I had seen him before, waiting with three other men at a round table at the back of Sinbad's Cavern. He was part of the talent pool. I turned into Widow Street and got myself up the steps to the St. Alwyn's entrance on my air-legs. I felt sick and weary, more sick than weary, but weary enough to lie down for a week. Instead of adrenaline, I could taste disgust.

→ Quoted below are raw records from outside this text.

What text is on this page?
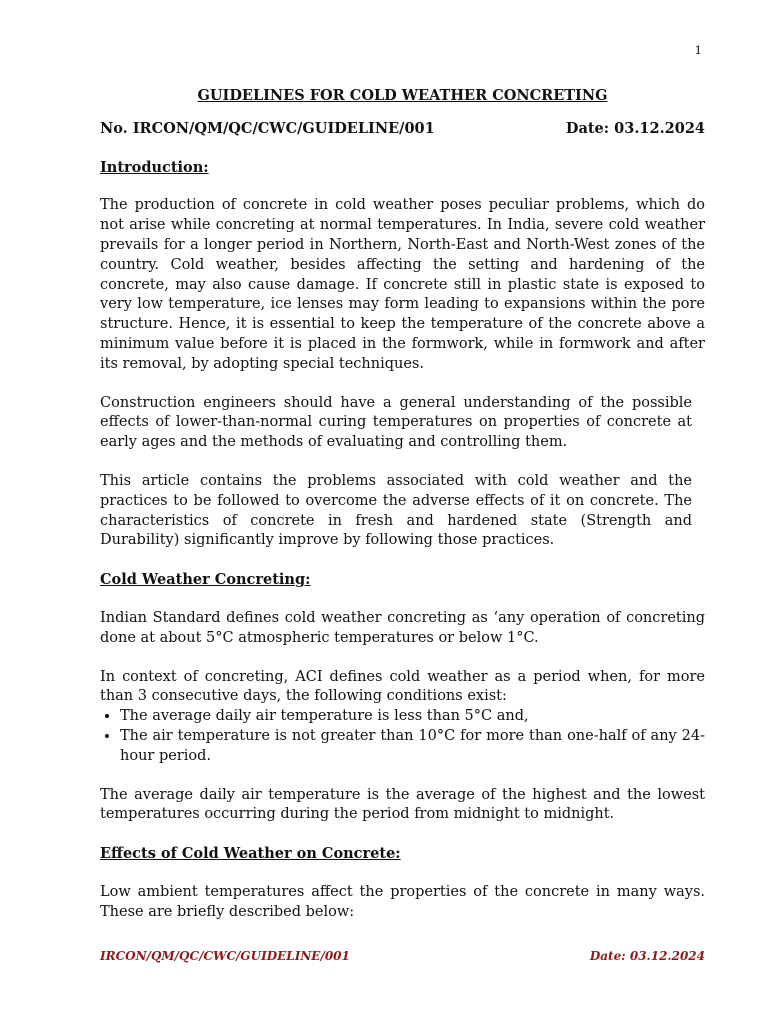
1
GUIDELINES FOR COLD WEATHER CONCRETING
No. IRCON/QM/QC/CWC/GUIDELINE/001	Date: 03.12.2024
Introduction:

The production of concrete in cold weather poses peculiar problems, which do not arise while concreting at normal temperatures. In India, severe cold weather prevails for a longer period in Northern, North-East and North-West zones of the country. Cold weather, besides affecting the setting and hardening of the concrete, may also cause damage. If concrete still in plastic state is exposed to very low temperature, ice lenses may form leading to expansions within the pore structure. Hence, it is essential to keep the temperature of the concrete above a minimum value before it is placed in the formwork, while in formwork and after its removal, by adopting special techniques.

Construction engineers should have a general understanding of the possible effects of lower-than-normal curing temperatures on properties of concrete at early ages and the methods of evaluating and controlling them.

This article contains the problems associated with cold weather and the practices to be followed to overcome the adverse effects of it on concrete. The characteristics of concrete in fresh and hardened state (Strength and Durability) significantly improve by following those practices.

Cold Weather Concreting:

Indian Standard defines cold weather concreting as ‘any operation of concreting done at about 5°C atmospheric temperatures or below 1°C.

In context of concreting, ACI defines cold weather as a period when, for more than 3 consecutive days, the following conditions exist:

• The average daily air temperature is less than 5°C and,
• The air temperature is not greater than 10°C for more than one-half of any 24-hour period.

The average daily air temperature is the average of the highest and the lowest temperatures occurring during the period from midnight to midnight.

Effects of Cold Weather on Concrete:

Low ambient temperatures affect the properties of the concrete in many ways. These are briefly described below:

IRCON/QM/QC/CWC/GUIDELINE/001	Date: 03.12.2024
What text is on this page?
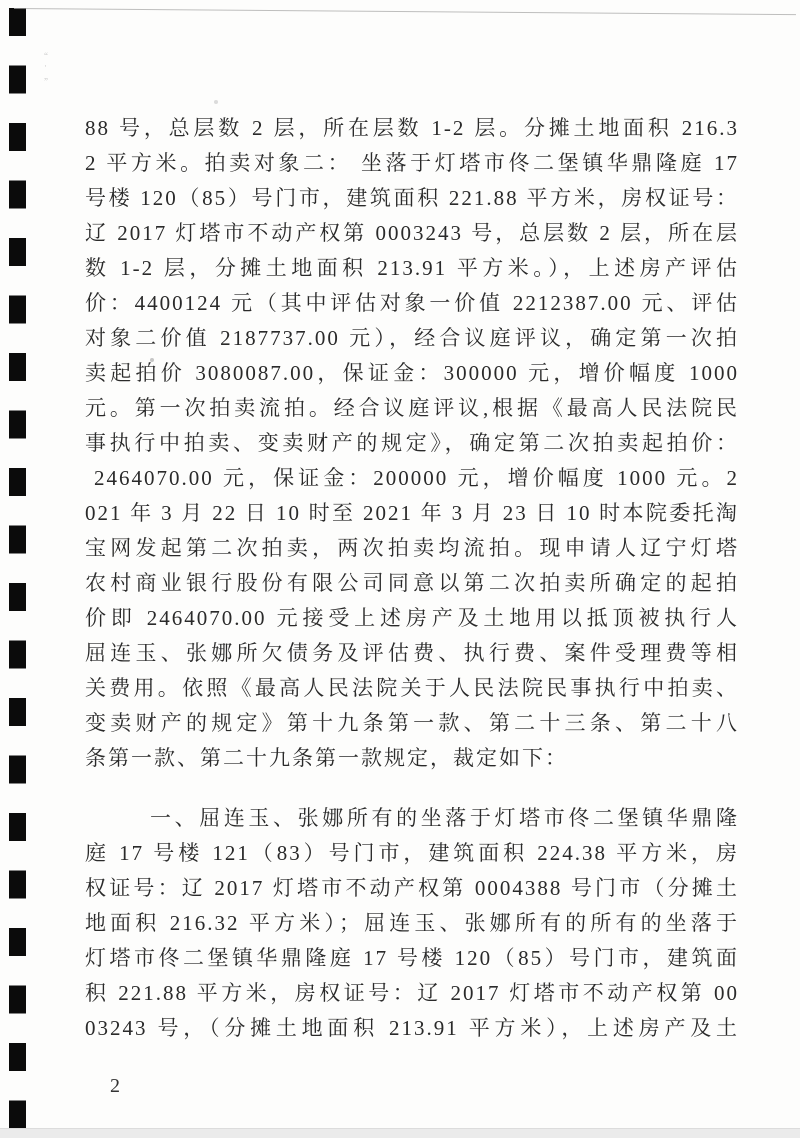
“
·
„
88 号，总层数 2 层，所在层数 1-2 层。分摊土地面积 216.3
2 平方米。拍卖对象二： 坐落于灯塔市佟二堡镇华鼎隆庭 17
号楼 120（85）号门市，建筑面积 221.88 平方米，房权证号：
辽 2017 灯塔市不动产权第 0003243 号，总层数 2 层，所在层
数 1-2 层，分摊土地面积 213.91 平方米。），上述房产评估
价：4400124 元（其中评估对象一价值 2212387.00 元、评估
对象二价值 2187737.00 元），经合议庭评议，确定第一次拍
卖起拍价 3080087.00，保证金：300000 元，增价幅度 1000
元。第一次拍卖流拍。经合议庭评议,根据《最高人民法院民
事执行中拍卖、变卖财产的规定》，确定第二次拍卖起拍价：
2464070.00 元，保证金：200000 元，增价幅度 1000 元。2
021 年 3 月 22 日 10 时至 2021 年 3 月 23 日 10 时本院委托淘
宝网发起第二次拍卖，两次拍卖均流拍。现申请人辽宁灯塔
农村商业银行股份有限公司同意以第二次拍卖所确定的起拍
价即 2464070.00 元接受上述房产及土地用以抵顶被执行人
屈连玉、张娜所欠债务及评估费、执行费、案件受理费等相
关费用。依照《最高人民法院关于人民法院民事执行中拍卖、
变卖财产的规定》第十九条第一款、第二十三条、第二十八
条第一款、第二十九条第一款规定，裁定如下：
一、屈连玉、张娜所有的坐落于灯塔市佟二堡镇华鼎隆
庭 17 号楼 121（83）号门市，建筑面积 224.38 平方米，房
权证号：辽 2017 灯塔市不动产权第 0004388 号门市（分摊土
地面积 216.32 平方米）；屈连玉、张娜所有的所有的坐落于
灯塔市佟二堡镇华鼎隆庭 17 号楼 120（85）号门市，建筑面
积 221.88 平方米，房权证号：辽 2017 灯塔市不动产权第 00
03243 号，（分摊土地面积 213.91 平方米），上述房产及土
2
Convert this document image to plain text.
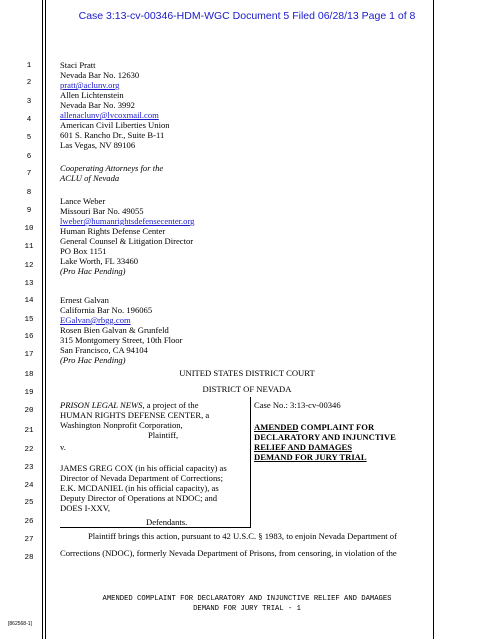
Case 3:13-cv-00346-HDM-WGC Document 5 Filed 06/28/13 Page 1 of 8
1
2
3
4
5
6
7
8
9
10
11
12
13
14
15
16
17
18
19
20
21
22
23
24
25
26
27
28
Staci Pratt
Nevada Bar No. 12630
pratt@aclunv.org
Allen Lichtenstein
Nevada Bar No. 3992
allenaclunv@lvcoxmail.com
American Civil Liberties Union
601 S. Rancho Dr., Suite B-11
Las Vegas, NV 89106
Cooperating Attorneys for the
ACLU of Nevada
Lance Weber
Missouri Bar No. 49055
lweber@humanrightsdefensecenter.org
Human Rights Defense Center
General Counsel & Litigation Director
PO Box 1151
Lake Worth, FL 33460
(Pro Hac Pending)
Ernest Galvan
California Bar No. 196065
EGalvan@rbgg.com
Rosen Bien Galvan & Grunfeld
315 Montgomery Street, 10th Floor
San Francisco, CA 94104
(Pro Hac Pending)
UNITED STATES DISTRICT COURT
DISTRICT OF NEVADA
PRISON LEGAL NEWS, a project of the
HUMAN RIGHTS DEFENSE CENTER, a
Washington Nonprofit Corporation,
Plaintiff,
v.
JAMES GREG COX (in his official capacity) as
Director of Nevada Department of Corrections;
E.K. MCDANIEL (in his official capacity), as
Deputy Director of Operations at NDOC; and
DOES I-XXV,
Defendants.
Case No.: 3:13-cv-00346
AMENDED COMPLAINT FOR
DECLARATORY AND INJUNCTIVE
RELIEF AND DAMAGES
DEMAND FOR JURY TRIAL
Plaintiff brings this action, pursuant to 42 U.S.C. § 1983, to enjoin Nevada Department of
Corrections (NDOC), formerly Nevada Department of Prisons, from censoring, in violation of the
AMENDED COMPLAINT FOR DECLARATORY AND INJUNCTIVE RELIEF AND DAMAGES
DEMAND FOR JURY TRIAL - 1
[862568-1]
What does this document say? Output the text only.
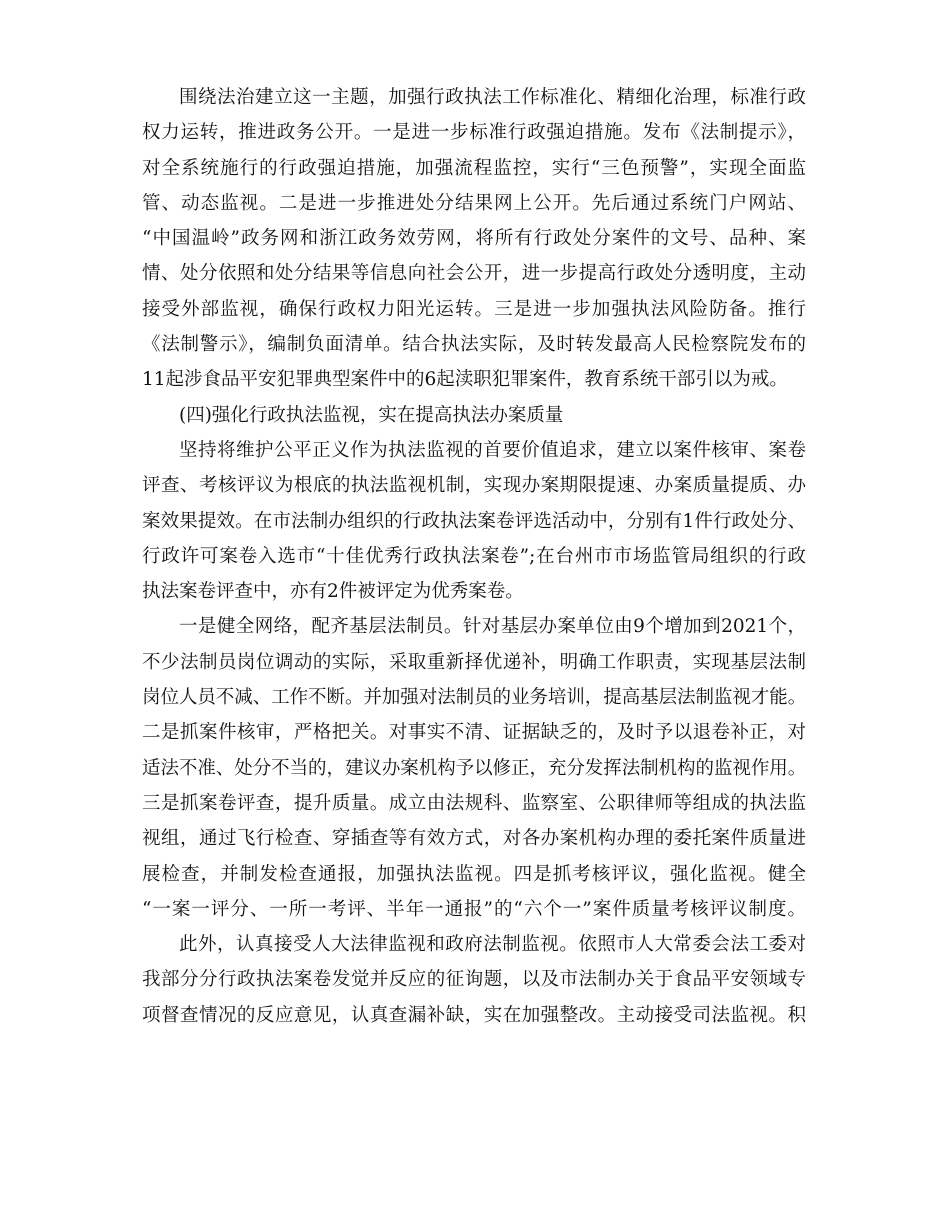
围绕法治建立这一主题，加强行政执法工作标准化、精细化治理，标准行政
权力运转，推进政务公开。一是进一步标准行政强迫措施。发布《法制提示》，
对全系统施行的行政强迫措施，加强流程监控，实行“三色预警”，实现全面监
管、动态监视。二是进一步推进处分结果网上公开。先后通过系统门户网站、
“中国温岭”政务网和浙江政务效劳网，将所有行政处分案件的文号、品种、案
情、处分依照和处分结果等信息向社会公开，进一步提高行政处分透明度，主动
接受外部监视，确保行政权力阳光运转。三是进一步加强执法风险防备。推行
《法制警示》，编制负面清单。结合执法实际，及时转发最高人民检察院发布的
11起涉食品平安犯罪典型案件中的6起渎职犯罪案件，教育系统干部引以为戒。
(四)强化行政执法监视，实在提高执法办案质量
坚持将维护公平正义作为执法监视的首要价值追求，建立以案件核审、案卷
评查、考核评议为根底的执法监视机制，实现办案期限提速、办案质量提质、办
案效果提效。在市法制办组织的行政执法案卷评选活动中，分别有1件行政处分、
行政许可案卷入选市“十佳优秀行政执法案卷”;在台州市市场监管局组织的行政
执法案卷评查中，亦有2件被评定为优秀案卷。
一是健全网络，配齐基层法制员。针对基层办案单位由9个增加到2021个，
不少法制员岗位调动的实际，采取重新择优递补，明确工作职责，实现基层法制
岗位人员不减、工作不断。并加强对法制员的业务培训，提高基层法制监视才能。
二是抓案件核审，严格把关。对事实不清、证据缺乏的，及时予以退卷补正，对
适法不准、处分不当的，建议办案机构予以修正，充分发挥法制机构的监视作用。
三是抓案卷评查，提升质量。成立由法规科、监察室、公职律师等组成的执法监
视组，通过飞行检查、穿插查等有效方式，对各办案机构办理的委托案件质量进
展检查，并制发检查通报，加强执法监视。四是抓考核评议，强化监视。健全
“一案一评分、一所一考评、半年一通报”的“六个一”案件质量考核评议制度。
此外，认真接受人大法律监视和政府法制监视。依照市人大常委会法工委对
我部分分行政执法案卷发觉并反应的征询题，以及市法制办关于食品平安领域专
项督查情况的反应意见，认真查漏补缺，实在加强整改。主动接受司法监视。积
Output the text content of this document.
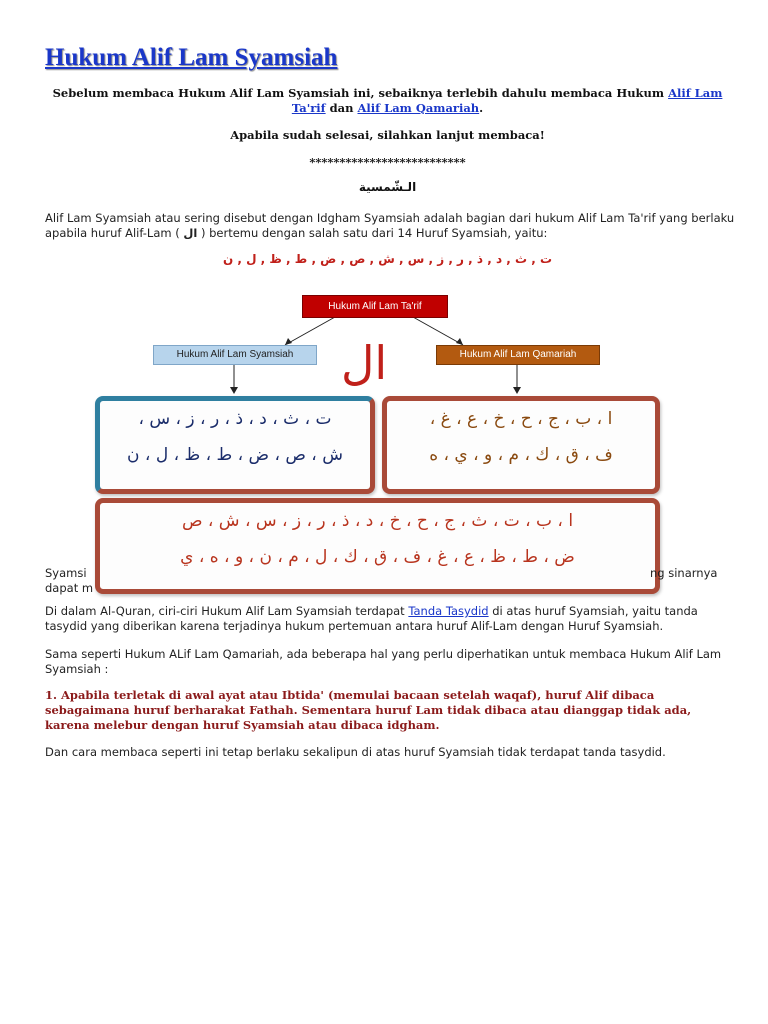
Hukum Alif Lam Syamsiah

Sebelum membaca Hukum Alif Lam Syamsiah ini, sebaiknya terlebih dahulu membaca Hukum Alif Lam Ta'rif dan Alif Lam Qamariah.

Apabila sudah selesai, silahkan lanjut membaca!

**************************

الـشّمسية

Alif Lam Syamsiah atau sering disebut dengan Idgham Syamsiah adalah bagian dari hukum Alif Lam Ta'rif yang berlaku apabila huruf Alif-Lam ( ال ) bertemu dengan salah satu dari 14 Huruf Syamsiah, yaitu:

ت , ث , د , ذ , ر , ز , س , ش , ص , ض , ط , ظ , ل , ن

Hukum Alif Lam Ta'rif
Hukum Alif Lam Syamsiah	Hukum Alif Lam Qamariah
ال
ت ، ث ، د ، ذ ، ر ، ز ، س ،
ش ، ص ، ض ، ط ، ظ ، ل ، ن
ا ، ب ، ج ، ح ، خ ، ع ، غ ،
ف ، ق ، ك ، م ، و ، ي ، ه
ا ، ب ، ت ، ث ، ج ، ح ، خ ، د ، ذ ، ر ، ز ، س ، ش ، ص
ض ، ط ، ظ ، ع ، غ ، ف ، ق ، ك ، ل ، م ، ن ، و ، ه ، ي
Syamsi
dapat m
ng sinarnya

Di dalam Al-Quran, ciri-ciri Hukum Alif Lam Syamsiah terdapat Tanda Tasydid di atas huruf Syamsiah, yaitu tanda tasydid yang diberikan karena terjadinya hukum pertemuan antara huruf Alif-Lam dengan Huruf Syamsiah.

Sama seperti Hukum ALif Lam Qamariah, ada beberapa hal yang perlu diperhatikan untuk membaca Hukum Alif Lam Syamsiah :

1. Apabila terletak di awal ayat atau Ibtida' (memulai bacaan setelah waqaf), huruf Alif dibaca sebagaimana huruf berharakat Fathah. Sementara huruf Lam tidak dibaca atau dianggap tidak ada, karena melebur dengan huruf Syamsiah atau dibaca idgham.

Dan cara membaca seperti ini tetap berlaku sekalipun di atas huruf Syamsiah tidak terdapat tanda tasydid.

The dried-out night clerk looked up at me and then elaborately looked away. I went to the pay telephones and called 911. "There's an injured man on the sidewalk alongside the St. Alwyn Hotel," I said. "That's on Livermore Avenue, between South Sixth and South Seventh. He needs an ambulance." The operator asked my name, and I hung up. Out of the sides of his eyes, the clerk watched me move toward the elevators. When I pushed the button, he said, "You don't go up without you go through me."
"I'll go through you, if that's what you really want," I said. He moved like a ghost to the far end of the counter and began playing with a stack of papers.
9
I rapped twice on Glenroy's door. Nat Cole was singing about Frim-Fram sauce with shifafa on the side, and Glenroy called out, "Okay, I'm coming." I could barely hear him through the music. The door opened, and Glenroy's eager smile vanished as soon as he saw my face. He leaned out and looked around me to see if anyone else was in the corridor.
"Hey, man, I said for you to come before eight. Why don't you go downstairs, get a drink at the bar, and then call me from the lobby? It'll be okay, I just need some time, you know."
"It's okay now," I said. "I have something for you."
"I got some private business to do." I palmed two of the packets and showed them to him. "Your man had an accident."
He backed away from the door. I walked toward the table with the box and the mirror. Glenroy kept his eyes on me until I sat down. Then he closed the door. I could see caution, worry, and curiosity working in his eyes. "I guess I should hear this story," he said, and came toward the table like a cat padding into a strange room.
Glenroy took the chair across from me, put the palms of his hands on the table, and stared at me as if I were some neighborhood child who had suddenly displayed a tendency toward arson. "Were you waiting for a grown-up delinquent named Nicholas Ventura?" I asked.
He closed his eyes and blew air through his nose. "I want you to talk to me," I said.